El fin de semana del 12 de Noviembre,  el fantasma del descenso se hizo presente en la Primera B. Durante el desarrollo de la décimo quinta jornada, el principal enemigo de los clubes debía decidir a quién se llevaría al inframundo: Deportes Valdivia o Iberia de Los Ángeles. Este último, se convirtió en el perdedor de la categoría tras empatar a uno con San Marcos de Arica.

Esta amenaza puso a prueba la seguridad y convicción de las escuadras, generando suspenso y dudas para ganar el juego y salvar la categoría. Una escena que se repetirá este fin de semana en varios lugares: en la promoción por el ascenso entre San Marcos de Arica y Unión La Calera;  en Curicó cuando los torteros enfrenten a O´higgins de Rancagua en un nuevo clásico huaso y  en La Cisterna en un partido no apto para cardíacos entre Palestino y Santiago Wanderers. Encuentros donde el equipo que se duerma, desciende.

Existieron diversas situaciones que condenaron al cuadro angelino a jugar en Segunda Profesional el próximo año. Los resultados favorables para uno y otro, la presión del ambiente, la baja captura de puntos durante las últimas tres temporadas, y una confrontación deportiva latente podrían ser algunas de las causas.

A todos los hinchas empedernidos que también se ven intimidados por la fantasmagórica categoría de la B, ¿Cuáles creen que son los factores que llevaron a vuestro equipo a esta situación?

En el caso de Iberia, quien no pudo superar ninguno de estos factores durante el desarrollo de la jornada final del torneo, aún cuando contaba con el mayor porcentaje de probabilidades para hacerlo (72%); el nerviosismo, la presión del público, y quizás los  cobros arbitrales injustos, sin duda nos jugaron en contra.

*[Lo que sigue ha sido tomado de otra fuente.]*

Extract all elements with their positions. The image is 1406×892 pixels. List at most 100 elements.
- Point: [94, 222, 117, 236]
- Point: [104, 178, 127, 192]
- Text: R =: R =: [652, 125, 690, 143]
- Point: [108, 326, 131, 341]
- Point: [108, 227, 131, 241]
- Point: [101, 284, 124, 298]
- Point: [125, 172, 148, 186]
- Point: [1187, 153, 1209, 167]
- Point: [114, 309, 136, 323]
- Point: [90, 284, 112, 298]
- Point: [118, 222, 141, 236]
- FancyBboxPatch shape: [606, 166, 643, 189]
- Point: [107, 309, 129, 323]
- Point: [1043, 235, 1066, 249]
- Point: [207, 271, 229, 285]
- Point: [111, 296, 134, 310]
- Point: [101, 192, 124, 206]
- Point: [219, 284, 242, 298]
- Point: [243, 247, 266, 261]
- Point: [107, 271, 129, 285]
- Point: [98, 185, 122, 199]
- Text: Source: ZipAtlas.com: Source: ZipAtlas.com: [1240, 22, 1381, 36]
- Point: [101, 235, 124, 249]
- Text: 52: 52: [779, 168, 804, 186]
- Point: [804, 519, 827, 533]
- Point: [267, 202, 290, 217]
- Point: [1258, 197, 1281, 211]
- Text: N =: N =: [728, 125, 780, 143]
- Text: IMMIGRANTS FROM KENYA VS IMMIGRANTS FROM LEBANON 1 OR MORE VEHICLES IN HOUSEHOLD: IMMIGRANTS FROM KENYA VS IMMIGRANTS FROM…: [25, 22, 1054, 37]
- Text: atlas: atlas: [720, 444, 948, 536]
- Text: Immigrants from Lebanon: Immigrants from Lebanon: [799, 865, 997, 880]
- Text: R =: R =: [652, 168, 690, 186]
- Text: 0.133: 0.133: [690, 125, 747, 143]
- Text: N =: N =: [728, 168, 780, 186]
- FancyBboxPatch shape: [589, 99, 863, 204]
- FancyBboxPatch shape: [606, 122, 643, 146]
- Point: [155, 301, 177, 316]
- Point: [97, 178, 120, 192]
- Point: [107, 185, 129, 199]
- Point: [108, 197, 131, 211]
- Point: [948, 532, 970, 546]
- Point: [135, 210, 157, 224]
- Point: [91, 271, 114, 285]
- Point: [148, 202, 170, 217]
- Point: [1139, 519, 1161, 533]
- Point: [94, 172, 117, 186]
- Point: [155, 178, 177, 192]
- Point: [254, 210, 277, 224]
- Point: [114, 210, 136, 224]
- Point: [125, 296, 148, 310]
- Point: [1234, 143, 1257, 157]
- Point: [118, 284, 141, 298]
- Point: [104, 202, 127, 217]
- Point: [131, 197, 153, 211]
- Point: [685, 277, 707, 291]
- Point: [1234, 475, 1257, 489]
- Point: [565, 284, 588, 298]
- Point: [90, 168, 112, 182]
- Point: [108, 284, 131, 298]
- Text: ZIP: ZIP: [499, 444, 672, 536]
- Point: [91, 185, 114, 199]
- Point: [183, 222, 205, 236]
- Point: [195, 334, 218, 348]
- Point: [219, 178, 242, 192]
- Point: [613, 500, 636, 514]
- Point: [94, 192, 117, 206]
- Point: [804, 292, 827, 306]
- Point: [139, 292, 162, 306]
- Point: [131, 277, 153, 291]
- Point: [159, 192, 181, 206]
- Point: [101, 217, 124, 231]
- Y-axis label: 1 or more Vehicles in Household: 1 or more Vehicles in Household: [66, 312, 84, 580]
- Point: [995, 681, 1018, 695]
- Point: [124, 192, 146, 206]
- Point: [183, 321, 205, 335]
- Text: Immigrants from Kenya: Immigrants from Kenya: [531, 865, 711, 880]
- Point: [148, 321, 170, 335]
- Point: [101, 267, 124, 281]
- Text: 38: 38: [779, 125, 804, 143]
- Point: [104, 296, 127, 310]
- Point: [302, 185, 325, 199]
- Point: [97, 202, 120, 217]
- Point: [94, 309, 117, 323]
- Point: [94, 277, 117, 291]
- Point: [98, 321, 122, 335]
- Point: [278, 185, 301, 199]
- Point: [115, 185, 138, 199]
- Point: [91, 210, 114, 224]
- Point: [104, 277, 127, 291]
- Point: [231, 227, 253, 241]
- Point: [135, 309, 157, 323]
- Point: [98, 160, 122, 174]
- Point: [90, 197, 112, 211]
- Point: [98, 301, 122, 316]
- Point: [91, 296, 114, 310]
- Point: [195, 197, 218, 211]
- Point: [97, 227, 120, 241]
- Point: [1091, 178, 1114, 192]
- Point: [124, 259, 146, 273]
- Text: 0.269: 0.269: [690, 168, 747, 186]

Todo esto nubló al cuadro del Bio – Bio, condenándolo a perder el juego impuesto por el rival y con el fantasma del descenso presente en cada pelota.

Por su parte, en el Torreón ocuparon la calma como su principal aliado, lo que les permitió un juego más fluido en cancha y dar vuelta un marcador adverso en dos minutos.

A partir de esto, se puede inferir que no hay un único responsable de lo acontecido con Iberia, sino una serie de factores que los angelinos no supieron manejar tanto dentro como fuera del rectángulo sagrado.

Desde hoy la invitación para la azulgrana es a reinventarse para llevar a cabo la operación retorno, donde todos los entes de la institución, jugadores, hinchas, cuerpo técnico y dirigentes trabajen para este bien común.

El fantasma del descenso ya se llevó a su primera víctima y este fin de semana, seguirá haciendo de las suyas, ahora en la Primera A.